Even in an era when vaccines can be successfully developed in a matter of months, combatting afflictions in ways not imaginable in previous centuries, scientists may still be unwittingly hindered by flaws in their methods.

In the paper, Mishra and his co-authors, Inavamsi Enaganti and Nivedita Ganesh, NYU graduate students in computer science, explore some standard paradoxes, fallacies, and biases in the context of hypothesizing and show how they are relevant to work aimed at addressing epidemics. These include the Grue Paradox, Simpson's Paradox, and confirmation bias, among others:

The Grue Paradox

The authors note that research has often been hampered by errors linked to inductive reasoning, falling under what is known as the Grue Paradox. For example, if all emeralds observed during a given period are green, then all emeralds must be green. However, if we define "grue" as the property of being green up to a certain period in time and then blue thereafter, inductive evidence supports the conclusion that all emeralds are "grue" and supports the conclusion that all emeralds are green, preventing one from reaching a definitive conclusion on the color of emeralds.
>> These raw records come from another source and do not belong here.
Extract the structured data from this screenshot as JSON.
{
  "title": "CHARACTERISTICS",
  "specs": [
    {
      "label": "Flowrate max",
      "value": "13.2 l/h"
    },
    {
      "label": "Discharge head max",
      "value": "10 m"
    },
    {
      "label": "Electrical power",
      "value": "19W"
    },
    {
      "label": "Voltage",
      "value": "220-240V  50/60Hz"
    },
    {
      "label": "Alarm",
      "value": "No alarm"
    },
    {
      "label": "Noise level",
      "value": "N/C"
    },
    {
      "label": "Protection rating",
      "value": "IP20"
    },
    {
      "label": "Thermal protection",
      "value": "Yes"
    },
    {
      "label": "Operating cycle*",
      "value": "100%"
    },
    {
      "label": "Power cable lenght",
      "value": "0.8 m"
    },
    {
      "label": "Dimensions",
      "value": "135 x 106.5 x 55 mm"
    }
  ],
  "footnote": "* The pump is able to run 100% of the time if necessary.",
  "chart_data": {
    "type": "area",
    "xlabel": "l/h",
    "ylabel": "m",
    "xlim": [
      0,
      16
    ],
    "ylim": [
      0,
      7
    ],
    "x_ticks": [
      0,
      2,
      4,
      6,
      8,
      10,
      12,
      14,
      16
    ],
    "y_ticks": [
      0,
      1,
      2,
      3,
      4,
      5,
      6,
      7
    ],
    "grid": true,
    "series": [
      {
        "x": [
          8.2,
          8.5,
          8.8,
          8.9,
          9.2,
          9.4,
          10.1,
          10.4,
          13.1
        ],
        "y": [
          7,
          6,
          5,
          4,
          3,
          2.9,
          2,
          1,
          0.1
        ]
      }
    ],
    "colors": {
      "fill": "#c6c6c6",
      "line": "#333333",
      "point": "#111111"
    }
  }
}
"While constructing and comparing hypotheses in the context of epidemics, it is vital to identify the temporal dependence of the predicate," the authors write. These include hypotheses on the mutation of a virus, inducement of herd immunity, or recurring waves of infection.

Simpson's Paradox

"Simpson's Paradox is a phenomenon where trends that are observed in data when stratified into different groups are reversed when combined," the authors write. "This effect has widespread presence in academic literature and notoriously perverts the truth."

For instance, if in a clinical trial 100 subjects undergo Treatment 1 and 100 subjects undergo Treatment 2 with success rates of 40 percent and 37 percent, respectively, one would assume Treatment 1 is more effective. However, if you split these data by genetic markers -- say, Genetic Marker A and Genetic Marker B -- the efficacy of the treatments may yield different results. For example, Treatment 1 may look superior when you look at an aggregated population, but its worth may diminish for certain subgroups.

Confirmation Bias

The widely known Confirmation Bias, or the tendency to look for and recall data with greater emphasis when it supports a researcher's hypothesis, also plagues epidemic research, the authors note.
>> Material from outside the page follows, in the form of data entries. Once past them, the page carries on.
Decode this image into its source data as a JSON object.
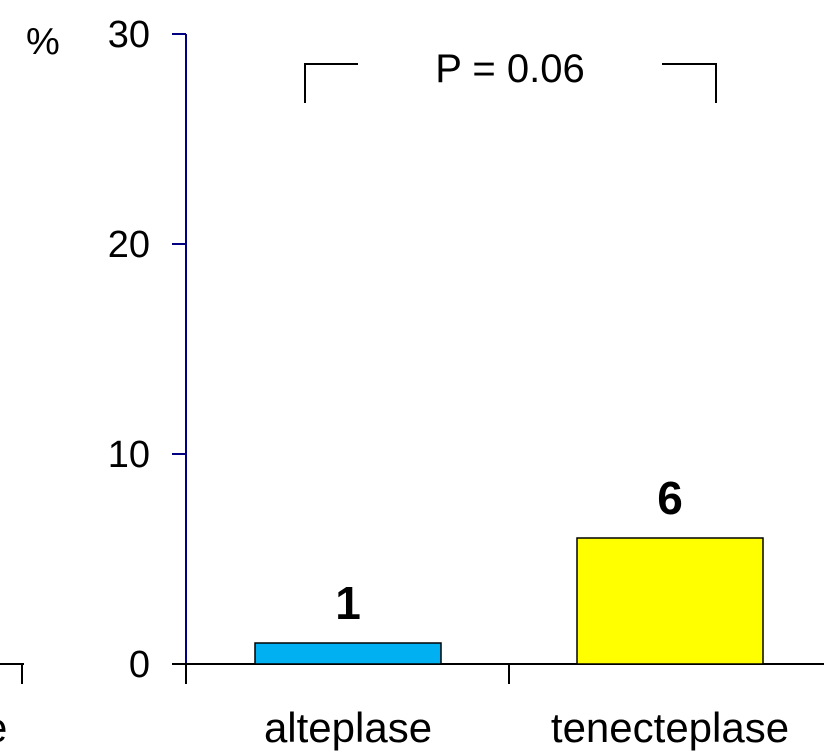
{
  "chart_data": {
    "type": "bar",
    "title": "",
    "xlabel": "",
    "ylabel": "%",
    "ylim": [
      0,
      30
    ],
    "yticks": [
      0,
      10,
      20,
      30
    ],
    "grid": false,
    "categories": [
      "alteplase",
      "tenecteplase"
    ],
    "values": [
      1,
      6
    ],
    "data_labels": [
      "1",
      "6"
    ],
    "clipped_left_category_fragment": "e",
    "annotation": "P = 0.06",
    "colors": {
      "alteplase": "#00b0f0",
      "tenecteplase": "#ffff00",
      "y_axis": "#000080",
      "x_axis": "#000000"
    }
  }
}
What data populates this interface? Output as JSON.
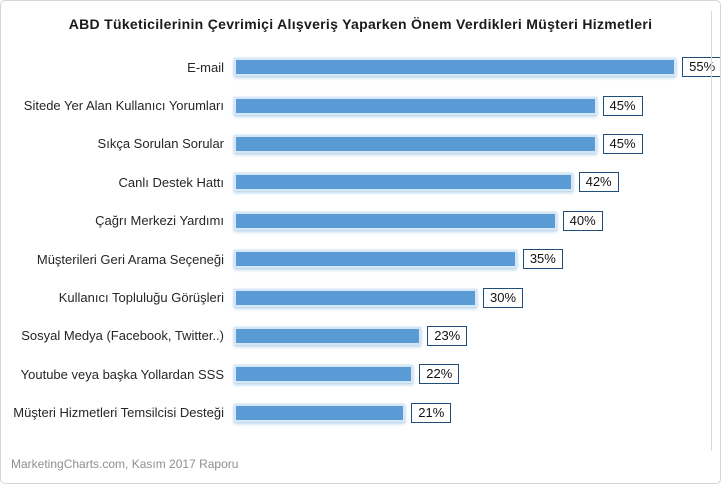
{
  "title": "ABD Tüketicilerinin Çevrimiçi Alışveriş Yaparken Önem Verdikleri Müşteri Hizmetleri",
  "footer": "MarketingCharts.com, Kasım 2017 Raporu",
  "colors": {
    "bar_fill": "#5B9BD5",
    "bar_glow": "#BDD7EE",
    "label_box_border": "#1F4E79",
    "axis_line": "#D9D9D9"
  },
  "chart_data": {
    "type": "bar",
    "orientation": "horizontal",
    "title": "ABD Tüketicilerinin Çevrimiçi Alışveriş Yaparken Önem Verdikleri Müşteri Hizmetleri",
    "categories": [
      "E-mail",
      "Sitede Yer Alan Kullanıcı Yorumları",
      "Sıkça Sorulan Sorular",
      "Canlı Destek Hattı",
      "Çağrı Merkezi Yardımı",
      "Müşterileri Geri Arama Seçeneği",
      "Kullanıcı Topluluğu Görüşleri",
      "Sosyal Medya (Facebook, Twitter..)",
      "Youtube veya başka Yollardan SSS",
      "Müşteri Hizmetleri Temsilcisi Desteği"
    ],
    "values": [
      55,
      45,
      45,
      42,
      40,
      35,
      30,
      23,
      22,
      21
    ],
    "value_suffix": "%",
    "xlabel": "",
    "ylabel": "",
    "xlim": [
      0,
      60
    ],
    "grid": false,
    "data_labels": "boxed",
    "legend": "none",
    "source_note": "MarketingCharts.com, Kasım 2017 Raporu"
  }
}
"This phenomenon can already be seen in the COVID-19 context in the selective marshaling of data to paint a picture that supports popular belief," they write. "For instance, evidence that supports countries practicing strict lockdown and social distancing improves public health has been given more weight than evidence suggesting countries relaxing their measures have a similar reduction in their caseloads. Additionally, other variables that could be as influential as lockdown, but are contextual and varied for different geographies, might have been ignored, such as population density or history of vaccinations."

In addressing these methodological challenges, the team created an open-source Epidemic Simulation platform (Episimmer) that seeks to provide decision support to help answer users' questions related to policies and restrictions during an epidemic.
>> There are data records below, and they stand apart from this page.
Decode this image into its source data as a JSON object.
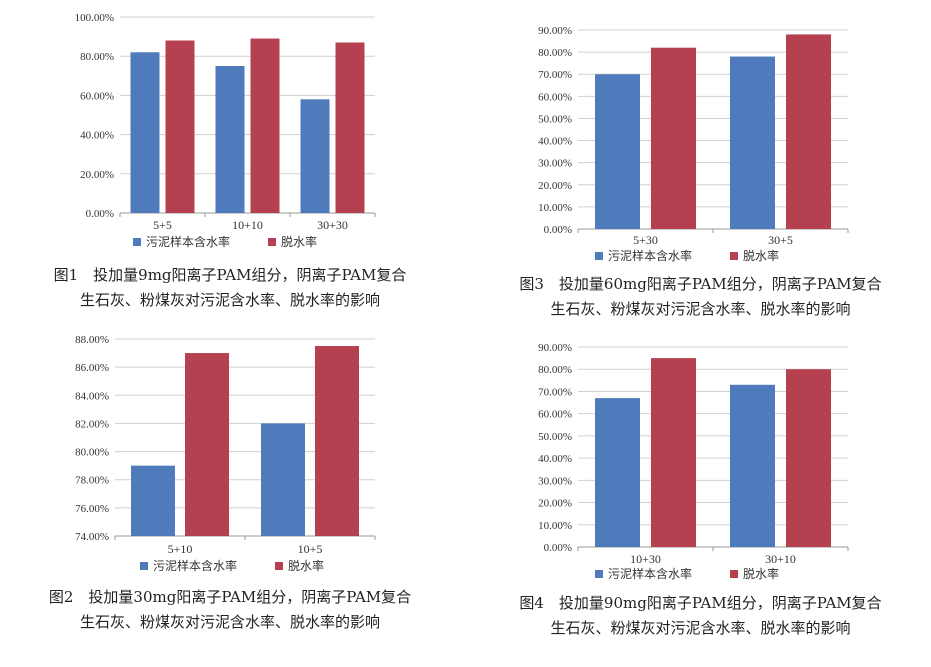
{
  "colors": {
    "water": "#4f7bbd",
    "dewater": "#b5404f",
    "grid": "#d0d0d0",
    "axis": "#999999"
  },
  "legend": {
    "water": "污泥样本含水率",
    "dewater": "脱水率"
  },
  "captions": [
    {
      "line1": "图1　投加量9mg阳离子PAM组分，阴离子PAM复合",
      "line2": "生石灰、粉煤灰对污泥含水率、脱水率的影响"
    },
    {
      "line1": "图2　投加量30mg阳离子PAM组分，阴离子PAM复合",
      "line2": "生石灰、粉煤灰对污泥含水率、脱水率的影响"
    },
    {
      "line1": "图3　投加量60mg阳离子PAM组分，阴离子PAM复合",
      "line2": "生石灰、粉煤灰对污泥含水率、脱水率的影响"
    },
    {
      "line1": "图4　投加量90mg阳离子PAM组分，阴离子PAM复合",
      "line2": "生石灰、粉煤灰对污泥含水率、脱水率的影响"
    }
  ],
  "chart_data": [
    {
      "type": "bar",
      "categories": [
        "5+5",
        "10+10",
        "30+30"
      ],
      "series": [
        {
          "name": "污泥样本含水率",
          "values": [
            82,
            75,
            58
          ]
        },
        {
          "name": "脱水率",
          "values": [
            88,
            89,
            87
          ]
        }
      ],
      "ylim": [
        0,
        100
      ],
      "yticks": [
        "0.00%",
        "20.00%",
        "40.00%",
        "60.00%",
        "80.00%",
        "100.00%"
      ],
      "legend_position": "bottom"
    },
    {
      "type": "bar",
      "categories": [
        "5+10",
        "10+5"
      ],
      "series": [
        {
          "name": "污泥样本含水率",
          "values": [
            79,
            82
          ]
        },
        {
          "name": "脱水率",
          "values": [
            87,
            87.5
          ]
        }
      ],
      "ylim": [
        74,
        88
      ],
      "yticks": [
        "74.00%",
        "76.00%",
        "78.00%",
        "80.00%",
        "82.00%",
        "84.00%",
        "86.00%",
        "88.00%"
      ],
      "legend_position": "bottom"
    },
    {
      "type": "bar",
      "categories": [
        "5+30",
        "30+5"
      ],
      "series": [
        {
          "name": "污泥样本含水率",
          "values": [
            70,
            78
          ]
        },
        {
          "name": "脱水率",
          "values": [
            82,
            88
          ]
        }
      ],
      "ylim": [
        0,
        90
      ],
      "yticks": [
        "0.00%",
        "10.00%",
        "20.00%",
        "30.00%",
        "40.00%",
        "50.00%",
        "60.00%",
        "70.00%",
        "80.00%",
        "90.00%"
      ],
      "legend_position": "bottom"
    },
    {
      "type": "bar",
      "categories": [
        "10+30",
        "30+10"
      ],
      "series": [
        {
          "name": "污泥样本含水率",
          "values": [
            67,
            73
          ]
        },
        {
          "name": "脱水率",
          "values": [
            85,
            80
          ]
        }
      ],
      "ylim": [
        0,
        90
      ],
      "yticks": [
        "0.00%",
        "10.00%",
        "20.00%",
        "30.00%",
        "40.00%",
        "50.00%",
        "60.00%",
        "70.00%",
        "80.00%",
        "90.00%"
      ],
      "legend_position": "bottom"
    }
  ]
}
Episimmer, which the researchers tested under several simulated public-health emergencies, performs "counterfactual" analyses, measuring what would have happened to an ecosystem in the absence of interventions and policies, thereby helping users discover and hone the opportunities and optimizations they could make to their COVID-19 strategies (Note: The platform's python package is available on this page: https://pypi.org/project/episimmer/ ). These could include decisions such as "Which days to be remote or in-person" for schools and workplaces as well as "Which vaccination routine is more efficient given the local interaction patterns?"

"Faced with a rapidly evolving virus, inventors must experiment, iterate, and deploy both creative and effective solutions while avoiding pitfalls that plague clinical trials and related work," says Enaganti.

The team carried out its research as part of a self-assembled larger multi-disciplinary international research group, dubbed RxCovea, and enabled its tools' deployment in India as part of Campus-Rakshak program.